Now some fresh pickings from the Political Grapevine:

Marching Orders

A career diplomat working in Iraq is firing back at State Department colleagues who raised a furor last week at the prospect of being ordered to serve in the war zone.

John Matel leads a provincial reconstruction team in Anbar province.

He writes on DipNote — the State Department's official blog — "All of us volunteered for this kind of work and we have enjoyed a pretty sweet lifestyle most of our careers. This sound and fury at Foggy Bottom truly signifies nothing. Get over it! I do not think many Americans feel sorry for us and it is embarrassing for people with our privileges to paint ourselves as victims."

Matel says one colleague's assertion that an assignment to Iraq was "a death sentence" is — in his words — "way over the top."

Helpful Hints?

A religious leader in Saudi Arabia has provided instructions to young Muslim men about the proper way to beat their wives.
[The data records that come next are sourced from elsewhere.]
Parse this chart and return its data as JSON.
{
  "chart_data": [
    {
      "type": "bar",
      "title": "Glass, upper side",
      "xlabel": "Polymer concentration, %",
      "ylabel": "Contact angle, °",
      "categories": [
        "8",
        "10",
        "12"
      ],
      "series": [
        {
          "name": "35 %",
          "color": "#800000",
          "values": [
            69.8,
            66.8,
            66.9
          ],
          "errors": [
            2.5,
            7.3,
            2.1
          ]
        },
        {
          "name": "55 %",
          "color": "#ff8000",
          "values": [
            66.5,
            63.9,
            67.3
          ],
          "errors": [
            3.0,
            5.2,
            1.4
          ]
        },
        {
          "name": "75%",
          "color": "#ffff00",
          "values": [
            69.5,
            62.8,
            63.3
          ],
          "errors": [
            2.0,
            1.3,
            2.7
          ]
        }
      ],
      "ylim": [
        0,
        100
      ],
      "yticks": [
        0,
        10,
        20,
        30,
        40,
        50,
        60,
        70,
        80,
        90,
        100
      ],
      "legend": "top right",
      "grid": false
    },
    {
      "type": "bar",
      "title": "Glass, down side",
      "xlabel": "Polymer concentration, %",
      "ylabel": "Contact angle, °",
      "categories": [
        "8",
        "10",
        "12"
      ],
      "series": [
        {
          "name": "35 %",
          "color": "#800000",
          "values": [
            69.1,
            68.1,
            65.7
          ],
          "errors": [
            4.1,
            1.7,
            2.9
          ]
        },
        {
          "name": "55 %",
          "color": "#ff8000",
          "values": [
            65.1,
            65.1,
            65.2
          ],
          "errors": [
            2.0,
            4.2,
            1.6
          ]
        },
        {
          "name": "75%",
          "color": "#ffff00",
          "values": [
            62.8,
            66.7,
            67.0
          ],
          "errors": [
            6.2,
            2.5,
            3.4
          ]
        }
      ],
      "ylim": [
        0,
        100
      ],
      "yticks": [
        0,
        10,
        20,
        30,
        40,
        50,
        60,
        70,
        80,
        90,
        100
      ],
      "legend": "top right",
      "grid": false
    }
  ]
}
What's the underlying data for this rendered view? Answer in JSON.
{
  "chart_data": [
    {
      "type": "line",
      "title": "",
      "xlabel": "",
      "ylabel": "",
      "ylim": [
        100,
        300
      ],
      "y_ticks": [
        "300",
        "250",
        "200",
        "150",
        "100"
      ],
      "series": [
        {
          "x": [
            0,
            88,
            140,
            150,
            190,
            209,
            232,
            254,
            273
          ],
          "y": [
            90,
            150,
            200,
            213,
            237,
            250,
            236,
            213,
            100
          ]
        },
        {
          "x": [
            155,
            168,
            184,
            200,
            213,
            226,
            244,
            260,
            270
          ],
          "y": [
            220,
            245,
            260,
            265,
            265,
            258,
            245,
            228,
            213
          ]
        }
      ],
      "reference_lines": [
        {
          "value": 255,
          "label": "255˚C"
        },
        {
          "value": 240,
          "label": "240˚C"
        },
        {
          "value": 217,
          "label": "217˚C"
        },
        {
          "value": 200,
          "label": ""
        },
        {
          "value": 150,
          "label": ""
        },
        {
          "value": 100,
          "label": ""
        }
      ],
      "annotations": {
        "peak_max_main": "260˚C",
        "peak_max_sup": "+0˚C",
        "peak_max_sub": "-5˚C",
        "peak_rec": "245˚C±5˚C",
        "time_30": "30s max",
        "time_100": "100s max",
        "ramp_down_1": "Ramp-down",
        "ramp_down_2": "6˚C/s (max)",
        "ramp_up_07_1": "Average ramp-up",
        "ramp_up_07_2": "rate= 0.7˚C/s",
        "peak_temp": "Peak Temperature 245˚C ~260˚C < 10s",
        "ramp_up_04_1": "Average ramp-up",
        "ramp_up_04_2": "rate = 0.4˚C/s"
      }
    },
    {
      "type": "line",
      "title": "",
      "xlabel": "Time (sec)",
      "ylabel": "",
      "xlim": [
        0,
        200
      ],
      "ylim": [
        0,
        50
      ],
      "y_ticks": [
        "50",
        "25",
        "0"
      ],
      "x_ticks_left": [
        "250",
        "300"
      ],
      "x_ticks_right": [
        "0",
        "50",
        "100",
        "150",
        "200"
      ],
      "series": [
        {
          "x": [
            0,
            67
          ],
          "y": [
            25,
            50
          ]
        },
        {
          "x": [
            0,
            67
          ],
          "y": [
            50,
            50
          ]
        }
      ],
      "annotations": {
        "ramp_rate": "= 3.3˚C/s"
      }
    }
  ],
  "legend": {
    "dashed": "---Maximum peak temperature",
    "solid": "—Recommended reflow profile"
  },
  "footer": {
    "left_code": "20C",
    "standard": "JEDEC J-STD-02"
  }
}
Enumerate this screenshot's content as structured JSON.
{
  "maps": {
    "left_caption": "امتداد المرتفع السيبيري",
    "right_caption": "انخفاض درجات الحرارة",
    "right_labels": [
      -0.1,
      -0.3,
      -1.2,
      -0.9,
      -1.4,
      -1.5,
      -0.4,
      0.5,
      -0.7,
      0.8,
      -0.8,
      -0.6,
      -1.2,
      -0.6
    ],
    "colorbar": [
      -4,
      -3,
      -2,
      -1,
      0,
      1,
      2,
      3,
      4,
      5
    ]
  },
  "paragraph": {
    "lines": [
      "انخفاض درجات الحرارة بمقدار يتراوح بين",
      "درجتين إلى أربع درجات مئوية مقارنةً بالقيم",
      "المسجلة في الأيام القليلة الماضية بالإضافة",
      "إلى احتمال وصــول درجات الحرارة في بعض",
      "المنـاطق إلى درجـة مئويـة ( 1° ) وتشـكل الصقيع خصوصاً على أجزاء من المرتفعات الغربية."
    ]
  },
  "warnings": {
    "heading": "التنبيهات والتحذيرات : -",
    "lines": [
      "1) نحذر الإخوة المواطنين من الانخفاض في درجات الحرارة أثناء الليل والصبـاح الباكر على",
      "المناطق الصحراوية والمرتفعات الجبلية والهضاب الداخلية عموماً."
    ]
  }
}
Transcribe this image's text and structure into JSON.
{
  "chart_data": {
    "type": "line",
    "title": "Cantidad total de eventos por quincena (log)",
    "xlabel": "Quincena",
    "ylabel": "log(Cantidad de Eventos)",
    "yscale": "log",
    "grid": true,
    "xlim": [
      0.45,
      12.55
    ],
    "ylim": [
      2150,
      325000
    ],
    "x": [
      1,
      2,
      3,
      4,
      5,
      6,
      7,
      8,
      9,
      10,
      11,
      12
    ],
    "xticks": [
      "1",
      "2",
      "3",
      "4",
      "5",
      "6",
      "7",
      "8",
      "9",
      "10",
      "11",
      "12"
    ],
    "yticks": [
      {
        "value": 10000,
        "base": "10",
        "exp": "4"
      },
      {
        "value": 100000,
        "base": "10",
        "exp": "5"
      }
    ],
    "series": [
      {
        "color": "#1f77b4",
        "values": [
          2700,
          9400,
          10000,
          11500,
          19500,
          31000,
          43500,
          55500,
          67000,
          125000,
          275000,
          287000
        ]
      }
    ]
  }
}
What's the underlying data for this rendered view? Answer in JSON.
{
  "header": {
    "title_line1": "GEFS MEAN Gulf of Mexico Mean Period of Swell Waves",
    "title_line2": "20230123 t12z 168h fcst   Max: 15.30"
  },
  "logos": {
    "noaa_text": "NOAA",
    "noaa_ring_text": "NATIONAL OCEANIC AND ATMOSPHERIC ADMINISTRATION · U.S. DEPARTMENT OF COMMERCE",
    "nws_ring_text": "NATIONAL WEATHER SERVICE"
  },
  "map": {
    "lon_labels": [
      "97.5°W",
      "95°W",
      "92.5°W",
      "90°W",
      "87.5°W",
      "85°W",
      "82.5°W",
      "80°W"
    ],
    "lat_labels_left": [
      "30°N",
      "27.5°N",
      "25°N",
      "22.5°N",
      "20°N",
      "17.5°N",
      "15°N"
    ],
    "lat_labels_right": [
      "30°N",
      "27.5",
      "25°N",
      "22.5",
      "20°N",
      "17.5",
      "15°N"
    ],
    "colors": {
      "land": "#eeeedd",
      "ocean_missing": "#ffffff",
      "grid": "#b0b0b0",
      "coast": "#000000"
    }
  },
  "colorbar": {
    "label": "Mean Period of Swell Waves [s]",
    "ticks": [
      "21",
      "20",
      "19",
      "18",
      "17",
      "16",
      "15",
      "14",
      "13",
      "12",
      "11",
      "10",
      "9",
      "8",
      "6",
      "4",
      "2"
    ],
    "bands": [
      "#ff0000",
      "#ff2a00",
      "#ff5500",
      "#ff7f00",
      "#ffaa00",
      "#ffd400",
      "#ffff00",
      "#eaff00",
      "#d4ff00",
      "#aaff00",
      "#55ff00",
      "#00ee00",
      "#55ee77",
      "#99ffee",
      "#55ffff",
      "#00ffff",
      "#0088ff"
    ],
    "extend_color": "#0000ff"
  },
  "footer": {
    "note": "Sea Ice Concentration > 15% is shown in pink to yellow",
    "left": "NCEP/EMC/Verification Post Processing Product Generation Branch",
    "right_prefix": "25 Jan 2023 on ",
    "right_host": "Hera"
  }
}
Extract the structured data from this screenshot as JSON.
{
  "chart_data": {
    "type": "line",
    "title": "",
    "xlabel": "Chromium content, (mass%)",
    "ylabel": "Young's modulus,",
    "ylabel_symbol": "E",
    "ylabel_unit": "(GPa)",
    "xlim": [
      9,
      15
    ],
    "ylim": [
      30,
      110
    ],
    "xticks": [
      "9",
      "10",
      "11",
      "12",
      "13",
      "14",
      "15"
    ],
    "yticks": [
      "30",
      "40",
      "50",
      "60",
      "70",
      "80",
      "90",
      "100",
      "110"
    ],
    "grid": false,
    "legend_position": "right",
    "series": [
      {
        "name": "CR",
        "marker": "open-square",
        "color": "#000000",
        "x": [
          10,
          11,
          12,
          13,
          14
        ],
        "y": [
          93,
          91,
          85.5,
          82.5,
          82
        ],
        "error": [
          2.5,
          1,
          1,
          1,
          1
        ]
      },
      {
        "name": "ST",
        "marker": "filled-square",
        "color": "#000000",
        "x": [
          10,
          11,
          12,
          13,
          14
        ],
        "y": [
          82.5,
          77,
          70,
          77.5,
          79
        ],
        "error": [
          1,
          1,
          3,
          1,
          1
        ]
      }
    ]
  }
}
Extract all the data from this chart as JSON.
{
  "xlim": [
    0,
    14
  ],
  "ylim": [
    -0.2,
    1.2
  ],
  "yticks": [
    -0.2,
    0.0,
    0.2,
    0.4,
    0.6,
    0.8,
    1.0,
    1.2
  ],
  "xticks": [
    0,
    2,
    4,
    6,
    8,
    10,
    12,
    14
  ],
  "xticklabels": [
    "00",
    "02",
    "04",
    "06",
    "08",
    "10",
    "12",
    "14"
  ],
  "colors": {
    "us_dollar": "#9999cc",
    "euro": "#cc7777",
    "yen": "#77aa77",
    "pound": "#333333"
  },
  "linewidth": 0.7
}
The Middle East Media Research Institute says Muhammad Al-'Arifi cautions that beating should be reserved as a third option for dealing with misbehaving wives — after admonishment and moving out of the bedroom.

His guidelines — "Beatings should be light ... and must not make her face ugly. He must beat her where it will not leave marks... He should beat her in some places where it will not cause any damage."

Street Scene

A government report due out today shows that the number of chronically homeless adults fell 12 percent during 2005.

The Housing and Urban Development survey of 3,900 cities and counties showed a figure of almost 176,000 chronically homeless in January of 2005 — and fewer than 156,000 one year later.

A researcher at the University of Pennsylvania calls it "a proud moment". But the executive director of The National Coalition for the Homeless says he's skeptical of the numbers — insisting it is almost impossible to count homeless people.

Illegal Contact

And a couple of junior high students in Illinois and Alabama have been punished by school administrators for the offense of hugging their friends.

Thirteen-year-old Megan Coulter of Mascoutah, Illinois was given two days of detention for bidding some friends goodbye for the weekend by putting an arm around them and squeezing their shoulders. This follows a warning from the school after the girl was seen hugging a student at a football game.

And in Autauga County, Alabama — a female student was given detention after she hugged a male friend who had recently lost a parent.

In both cases — administrators say they were just following policies against public displays of affection.

FOX News Channel's Martin Hill contributed to this report.